China’s zero tolerance Covid policy has resulted in the most recent lockdowns of Shanghai’s commercial center as well as some other industrial areas and tourist sites, worsening conditions in the farm sector and persistently weak consumer spending have been the biggest contributors to slower economic activity in july , which warns that post-pandemic recovery is losing steam after an initial boost.
Industrial production grew by 3.8% in July, after a 3.9% expansion in June, and strongly missed the forecast for growth of 4.6%.
China’s retail sales, which only returned to growth in June after showing strong negative results in the previous three months, rose 2.7% in July compared to the year-ago period after expanding 3.1% in June and below the decline of expectations for 5. % growth.
In such an environment, the People’s Bank of China was surprised by a decrease in interest rates on key lending facilities, with many economists expecting the central bank to continue in the same way and cut its reference lending rates in the policy meeting next week.
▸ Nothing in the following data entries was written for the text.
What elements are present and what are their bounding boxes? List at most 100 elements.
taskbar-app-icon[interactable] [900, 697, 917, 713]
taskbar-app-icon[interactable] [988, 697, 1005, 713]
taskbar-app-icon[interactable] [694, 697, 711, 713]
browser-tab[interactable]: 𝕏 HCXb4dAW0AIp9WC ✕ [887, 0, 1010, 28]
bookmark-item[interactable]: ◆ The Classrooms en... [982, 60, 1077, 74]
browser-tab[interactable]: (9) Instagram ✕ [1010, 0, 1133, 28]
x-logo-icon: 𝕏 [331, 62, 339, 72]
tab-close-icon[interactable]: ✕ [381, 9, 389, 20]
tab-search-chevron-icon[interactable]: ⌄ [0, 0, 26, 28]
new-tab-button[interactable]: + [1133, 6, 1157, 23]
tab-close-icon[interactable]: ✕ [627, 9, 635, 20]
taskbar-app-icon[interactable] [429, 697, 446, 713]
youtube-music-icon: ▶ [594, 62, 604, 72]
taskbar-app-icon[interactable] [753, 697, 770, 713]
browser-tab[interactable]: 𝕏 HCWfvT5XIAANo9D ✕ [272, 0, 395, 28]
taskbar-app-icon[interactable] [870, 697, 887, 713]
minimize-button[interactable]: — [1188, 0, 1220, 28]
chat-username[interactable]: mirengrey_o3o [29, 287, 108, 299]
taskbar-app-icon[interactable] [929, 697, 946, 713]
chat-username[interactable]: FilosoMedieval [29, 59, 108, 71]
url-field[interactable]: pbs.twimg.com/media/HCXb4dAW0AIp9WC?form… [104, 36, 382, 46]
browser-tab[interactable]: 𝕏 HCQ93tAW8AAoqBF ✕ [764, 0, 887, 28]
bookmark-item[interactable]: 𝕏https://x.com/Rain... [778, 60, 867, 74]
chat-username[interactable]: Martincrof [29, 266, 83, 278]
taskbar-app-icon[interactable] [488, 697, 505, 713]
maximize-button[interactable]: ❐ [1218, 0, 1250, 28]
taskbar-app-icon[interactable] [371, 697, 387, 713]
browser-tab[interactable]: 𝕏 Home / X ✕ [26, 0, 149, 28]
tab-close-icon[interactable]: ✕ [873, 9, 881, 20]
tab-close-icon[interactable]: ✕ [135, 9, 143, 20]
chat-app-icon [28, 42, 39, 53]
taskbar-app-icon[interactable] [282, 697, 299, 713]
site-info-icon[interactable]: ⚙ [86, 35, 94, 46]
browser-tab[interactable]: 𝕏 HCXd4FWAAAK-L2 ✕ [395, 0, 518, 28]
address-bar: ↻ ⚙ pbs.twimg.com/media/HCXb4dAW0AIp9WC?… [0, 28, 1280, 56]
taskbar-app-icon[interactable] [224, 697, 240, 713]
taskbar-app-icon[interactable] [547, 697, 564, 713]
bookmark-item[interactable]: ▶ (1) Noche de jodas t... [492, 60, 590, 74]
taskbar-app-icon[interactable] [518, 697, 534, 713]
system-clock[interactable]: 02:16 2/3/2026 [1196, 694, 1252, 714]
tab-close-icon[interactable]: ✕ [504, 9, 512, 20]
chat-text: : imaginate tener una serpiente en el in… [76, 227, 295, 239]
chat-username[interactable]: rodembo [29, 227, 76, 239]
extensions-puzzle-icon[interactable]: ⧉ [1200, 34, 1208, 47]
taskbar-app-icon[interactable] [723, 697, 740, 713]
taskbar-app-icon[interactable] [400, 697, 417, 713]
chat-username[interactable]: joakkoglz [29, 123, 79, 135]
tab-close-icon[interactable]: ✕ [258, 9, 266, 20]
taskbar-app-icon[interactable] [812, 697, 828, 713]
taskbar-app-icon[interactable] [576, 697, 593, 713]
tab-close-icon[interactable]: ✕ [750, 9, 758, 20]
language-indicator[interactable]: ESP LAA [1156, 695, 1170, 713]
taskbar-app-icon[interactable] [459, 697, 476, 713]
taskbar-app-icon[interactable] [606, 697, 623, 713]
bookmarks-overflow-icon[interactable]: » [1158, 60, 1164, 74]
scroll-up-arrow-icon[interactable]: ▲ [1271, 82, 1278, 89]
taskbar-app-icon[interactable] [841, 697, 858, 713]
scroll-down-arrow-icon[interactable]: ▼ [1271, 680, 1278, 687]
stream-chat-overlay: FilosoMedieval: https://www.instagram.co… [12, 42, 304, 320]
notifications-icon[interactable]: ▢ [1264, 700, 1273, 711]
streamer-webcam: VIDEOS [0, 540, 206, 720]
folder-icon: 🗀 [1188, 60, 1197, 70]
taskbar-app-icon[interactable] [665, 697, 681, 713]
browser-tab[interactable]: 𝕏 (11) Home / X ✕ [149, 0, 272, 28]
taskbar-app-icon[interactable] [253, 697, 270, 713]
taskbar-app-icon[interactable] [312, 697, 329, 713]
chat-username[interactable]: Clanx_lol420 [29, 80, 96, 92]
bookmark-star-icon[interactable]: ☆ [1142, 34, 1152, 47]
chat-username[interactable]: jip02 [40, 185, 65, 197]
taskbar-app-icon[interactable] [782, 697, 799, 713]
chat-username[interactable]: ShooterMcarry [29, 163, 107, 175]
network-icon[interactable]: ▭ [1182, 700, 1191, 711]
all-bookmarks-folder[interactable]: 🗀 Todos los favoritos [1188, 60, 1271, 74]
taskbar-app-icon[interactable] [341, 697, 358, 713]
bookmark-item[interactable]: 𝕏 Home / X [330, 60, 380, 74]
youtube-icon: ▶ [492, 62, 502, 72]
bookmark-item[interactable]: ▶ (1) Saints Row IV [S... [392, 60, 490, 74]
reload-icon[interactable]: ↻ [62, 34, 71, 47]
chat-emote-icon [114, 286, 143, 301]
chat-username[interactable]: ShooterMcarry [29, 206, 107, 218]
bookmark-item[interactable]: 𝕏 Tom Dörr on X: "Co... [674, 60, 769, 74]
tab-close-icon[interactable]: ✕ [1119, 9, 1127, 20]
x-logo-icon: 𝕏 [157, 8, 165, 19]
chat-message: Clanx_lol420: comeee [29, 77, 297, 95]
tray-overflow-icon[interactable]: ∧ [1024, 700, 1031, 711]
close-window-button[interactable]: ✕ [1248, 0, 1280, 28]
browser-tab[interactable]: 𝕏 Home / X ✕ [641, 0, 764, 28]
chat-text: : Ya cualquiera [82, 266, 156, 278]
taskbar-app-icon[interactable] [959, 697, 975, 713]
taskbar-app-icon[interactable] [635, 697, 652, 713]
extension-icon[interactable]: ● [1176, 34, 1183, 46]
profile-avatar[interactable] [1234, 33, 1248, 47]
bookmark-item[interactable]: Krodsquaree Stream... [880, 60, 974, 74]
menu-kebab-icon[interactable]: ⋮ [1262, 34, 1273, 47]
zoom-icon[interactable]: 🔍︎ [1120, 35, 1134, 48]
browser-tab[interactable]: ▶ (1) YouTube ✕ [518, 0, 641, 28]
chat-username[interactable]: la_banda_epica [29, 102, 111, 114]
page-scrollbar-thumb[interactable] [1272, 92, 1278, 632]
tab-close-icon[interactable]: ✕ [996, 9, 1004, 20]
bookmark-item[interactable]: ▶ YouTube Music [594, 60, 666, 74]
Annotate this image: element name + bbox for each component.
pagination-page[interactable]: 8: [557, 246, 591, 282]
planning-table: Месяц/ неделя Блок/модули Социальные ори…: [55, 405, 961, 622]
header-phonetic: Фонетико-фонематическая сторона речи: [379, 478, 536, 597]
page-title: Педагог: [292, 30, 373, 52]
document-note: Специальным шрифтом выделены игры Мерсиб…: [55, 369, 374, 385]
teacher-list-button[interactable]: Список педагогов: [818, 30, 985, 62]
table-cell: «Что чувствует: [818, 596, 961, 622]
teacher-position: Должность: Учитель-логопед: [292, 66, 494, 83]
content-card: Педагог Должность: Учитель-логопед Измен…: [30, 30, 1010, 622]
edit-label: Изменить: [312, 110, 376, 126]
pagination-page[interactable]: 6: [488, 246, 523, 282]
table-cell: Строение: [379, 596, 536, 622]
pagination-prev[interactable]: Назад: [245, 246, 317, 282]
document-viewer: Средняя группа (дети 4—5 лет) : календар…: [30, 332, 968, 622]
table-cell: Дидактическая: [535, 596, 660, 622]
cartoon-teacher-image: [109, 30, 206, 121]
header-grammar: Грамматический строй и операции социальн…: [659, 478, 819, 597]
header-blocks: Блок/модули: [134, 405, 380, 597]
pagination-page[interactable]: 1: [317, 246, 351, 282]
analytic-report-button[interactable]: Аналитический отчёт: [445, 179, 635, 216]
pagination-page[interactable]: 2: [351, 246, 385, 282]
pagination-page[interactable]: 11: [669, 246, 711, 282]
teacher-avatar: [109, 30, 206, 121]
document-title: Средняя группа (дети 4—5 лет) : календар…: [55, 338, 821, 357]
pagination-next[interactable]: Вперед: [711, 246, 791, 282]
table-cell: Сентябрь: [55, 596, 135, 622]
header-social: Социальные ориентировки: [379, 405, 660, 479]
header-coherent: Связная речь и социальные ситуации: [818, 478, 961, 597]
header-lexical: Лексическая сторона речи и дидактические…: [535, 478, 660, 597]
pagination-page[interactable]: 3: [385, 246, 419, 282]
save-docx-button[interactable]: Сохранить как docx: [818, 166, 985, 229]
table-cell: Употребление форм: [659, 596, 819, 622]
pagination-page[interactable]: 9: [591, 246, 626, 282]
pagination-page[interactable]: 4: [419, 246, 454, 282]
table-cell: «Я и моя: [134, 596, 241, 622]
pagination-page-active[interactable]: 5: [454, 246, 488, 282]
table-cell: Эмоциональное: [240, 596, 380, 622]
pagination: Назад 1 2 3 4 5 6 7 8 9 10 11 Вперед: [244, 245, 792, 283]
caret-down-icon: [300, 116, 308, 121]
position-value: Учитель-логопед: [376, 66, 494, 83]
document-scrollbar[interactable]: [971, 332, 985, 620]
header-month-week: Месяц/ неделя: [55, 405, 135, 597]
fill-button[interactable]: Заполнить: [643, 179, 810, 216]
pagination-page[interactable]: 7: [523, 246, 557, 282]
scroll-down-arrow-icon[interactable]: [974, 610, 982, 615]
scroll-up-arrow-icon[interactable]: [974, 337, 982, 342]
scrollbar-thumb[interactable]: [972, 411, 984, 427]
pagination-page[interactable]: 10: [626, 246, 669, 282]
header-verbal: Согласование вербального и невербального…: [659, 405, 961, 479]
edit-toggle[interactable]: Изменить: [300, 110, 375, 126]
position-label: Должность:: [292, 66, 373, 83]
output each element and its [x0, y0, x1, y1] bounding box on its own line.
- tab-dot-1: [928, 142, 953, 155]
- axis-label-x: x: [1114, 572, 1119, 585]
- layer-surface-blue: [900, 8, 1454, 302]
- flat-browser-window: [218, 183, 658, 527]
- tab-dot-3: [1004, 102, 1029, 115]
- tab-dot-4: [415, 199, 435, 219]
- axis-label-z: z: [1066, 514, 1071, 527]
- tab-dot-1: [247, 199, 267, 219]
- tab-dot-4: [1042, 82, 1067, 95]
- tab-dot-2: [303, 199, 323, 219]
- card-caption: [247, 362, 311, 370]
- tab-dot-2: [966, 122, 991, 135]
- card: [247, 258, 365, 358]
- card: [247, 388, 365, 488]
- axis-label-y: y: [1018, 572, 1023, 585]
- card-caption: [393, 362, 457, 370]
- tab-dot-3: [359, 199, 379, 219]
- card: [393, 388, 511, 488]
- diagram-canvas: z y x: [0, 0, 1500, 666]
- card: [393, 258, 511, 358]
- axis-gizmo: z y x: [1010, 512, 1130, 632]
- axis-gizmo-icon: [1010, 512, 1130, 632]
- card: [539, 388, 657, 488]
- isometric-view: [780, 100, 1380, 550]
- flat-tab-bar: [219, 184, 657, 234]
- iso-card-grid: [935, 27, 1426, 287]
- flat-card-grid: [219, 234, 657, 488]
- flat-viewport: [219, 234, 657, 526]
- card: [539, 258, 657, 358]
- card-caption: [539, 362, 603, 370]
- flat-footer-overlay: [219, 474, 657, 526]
But economists believe the scope for further easing is likely to be limited as many major central banks, led by the US Federal Reserve, have adopted an aggressive stance on raising interest rates in attempts to control soaring inflation, which would further widen the gap between the policies of the PBOC and other major central banks and increase capital outflows.
With credit demand remaining sluggish due to weak economic activity growth and inflation at a lower than expected level (July 4.2% vs. forecast 4.8%), policymakers are in a difficult position to maintain a still fragile economic recovery and limit the impact of new Covid outbreaks . this would result in lower than expected economic growth this year, with projections set at around 5.5%, likely to be lowered.
China faces another problem with the labor sector as youth unemployment remains very high (19.9% in July) although the negative impact was slightly offset by a lower unemployment rate, which fell to 5.4% in July from 5.5% the previous month.
Beijing still hopes so solid fixed investments which grew 5.7% in the first seven months of this year against an expected 6.2% growth, will help balance the negative impact of other sectors and keep the economy recovering on the positive path.
Economists expect that China’s economic growth in the second half of 2022 will strongly depend on the situation with the coronavirus, property sector and exports.